Dal Jobs Act alla Povertà – Tra i testi congelati c’è anche il ddl Povertà dell’uscente ministro Giuliano Poletti, approvato dalla Camera il 14 luglio e in corso di esame in commissione Lavoro al Senato. Non solo. Tra i provvedimenti economici in attesa di via libera c’è anche il Jobs Act per gli autonomi, passato da poco all’esame di Montecitorio dopo l’ok di Palazzo Madama, ma anche il ddl Concorrenza, varato dal governo nel 2014 e fermo da mesi in commissione in Senato dopo l’ok della Camera.

Lavoro: incognita referendum –  A proposito di Jobs Act, sull’intera riforma ora pende l’incognita dei tre quesiti referendari proposti dalla Cgil e accettati dalla Corte Costituzionale, su articolo 18, stop ai voucher e appalti. È possibile, dunque, che qualcosa venga modificato in corso d’opera.

Che fine farà Equitalia? – Resta in piedi la riforma di Equitalia da attivare, dalla nomina dell’attuale ad Ernesto Maria Ruffini a commissario per la transizione alla definizione dello statuto del nuovo ente. In scadenza ci sono anche i direttori dell’Agenzia delle Entrate, Rossella Orlandi, e del Demanio Roberto Raggi.
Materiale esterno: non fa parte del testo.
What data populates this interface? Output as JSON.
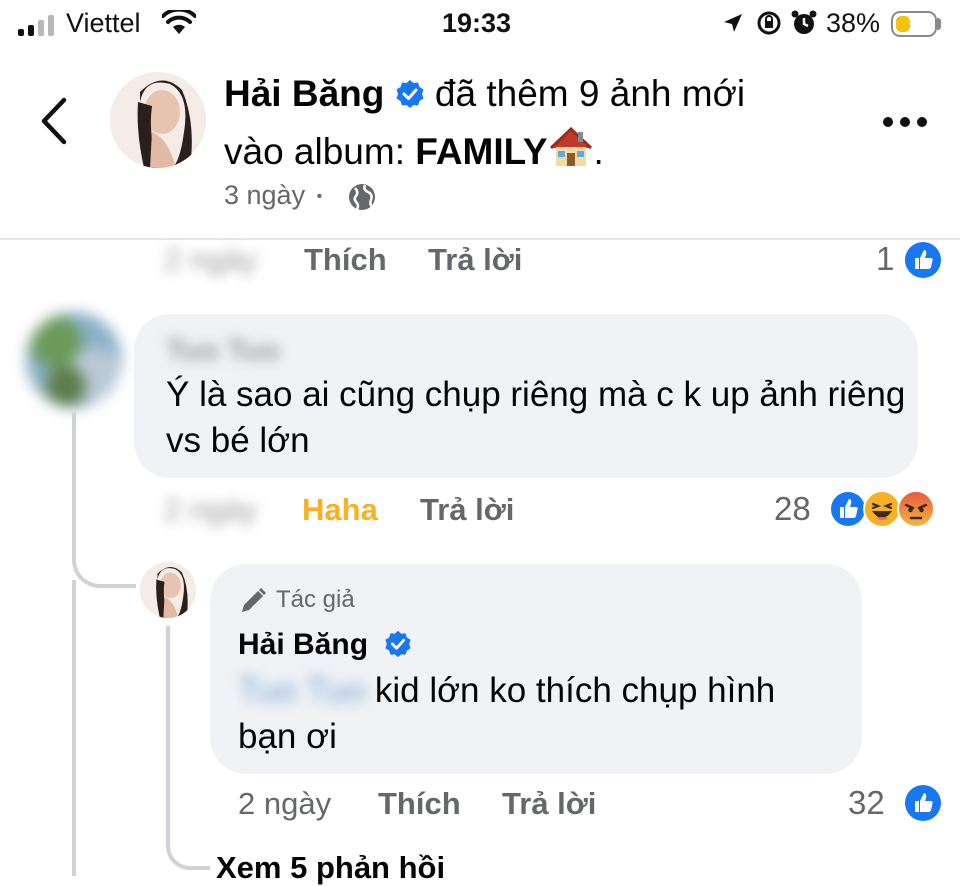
{
  "status_bar": {
    "carrier": "Viettel",
    "time": "19:33",
    "battery": "38%",
    "battery_level": 0.38
  },
  "post_header": {
    "author": "Hải Băng",
    "action_line1": "đã thêm 9 ảnh mới",
    "action_line2_prefix": "vào album: ",
    "album": "FAMILY",
    "album_suffix": ".",
    "time": "3 ngày",
    "separator": "•",
    "privacy_icon": "globe-icon"
  },
  "top_comment_actions": {
    "time": "2 ngày",
    "like": "Thích",
    "reply": "Trả lời",
    "like_count": "1"
  },
  "comment": {
    "commenter": "Tuo Tuo",
    "text": "Ý là sao ai cũng chụp riêng mà c k up ảnh riêng vs bé lớn",
    "time": "2 ngày",
    "reaction_label": "Haha",
    "reply": "Trả lời",
    "reaction_count": "28",
    "reaction_icons": [
      "like-icon",
      "haha-icon",
      "angry-icon"
    ]
  },
  "reply": {
    "badge": "Tác giả",
    "author": "Hải Băng",
    "mention": "Tuo Tuo",
    "text": "kid lớn ko thích chụp hình bạn ơi",
    "time": "2 ngày",
    "like": "Thích",
    "reply": "Trả lời",
    "like_count": "32"
  },
  "view_more": "Xem 5 phản hồi",
  "colors": {
    "verified_blue": "#1877f2",
    "haha_label": "#f7b125",
    "secondary_text": "#65676b",
    "bubble_bg": "#f0f2f5"
  }
}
Il giro delle poltrone riguarderà anche le grandi quotate pubbliche, da Eni ed Enel a Poste e Finmeccanica, ma questo potrebbe anche slittare, lasciando il compito all’Esecutivo successivo.

Decreto banche –  Il capitolo più delicato, però, sarà senz’altro quello relativo alle decisioni del Monte dei Paschi delle prossime ore, che potrebbe comunque tentare di proseguire con l’aumento di capitale da realizzare sul mercato, evitando l’intervento pubblico. Il provvedimento con il paracadute per Mps sarebbe comunque già pronto e sarebbe il veicolo con cui sanare diversi altri capitoli, dalla possibilità per le Bcc di utilizzare le deduzioni fiscali sui crediti svalutati (Dta) alla contabilizzazione (in 5 anni) dei contributi delle banche al Fondo di risoluzione.

Crisi industriali – Almaviva, per la quale tra l’altro sarebbe convocato un nuovo incontro oggi, è solo uno dei circa 150 tavoli di crisi aperti al ministero guidato fino a oggi da Carlo Calenda, che ha comunque recentemente rivendicato la chiusura di 26 vertenze quest’anno. Oltre all’Ilva (con la questione irrisolta dalla manovra delle risorse ad hoc da stanziare per l’emergenza sanitaria) l’allerta è massima anche per Alitalia, che la prossima settimana dovrebbe varare il nuovo piano industriale, stretta tra la necessità di arginare le perdite ma anche di trovare nuove alleanze.

Statali al palo – Rischia lo stop anche la partita dei cosiddetti furbetti del cartellino sulla quale il Governo si era ripromesso di intervenire dopo che la Corte Costituzionale ha acceso il faro su tre decreti delegati della riforma Madia per la mancata concertazione con le Regioni.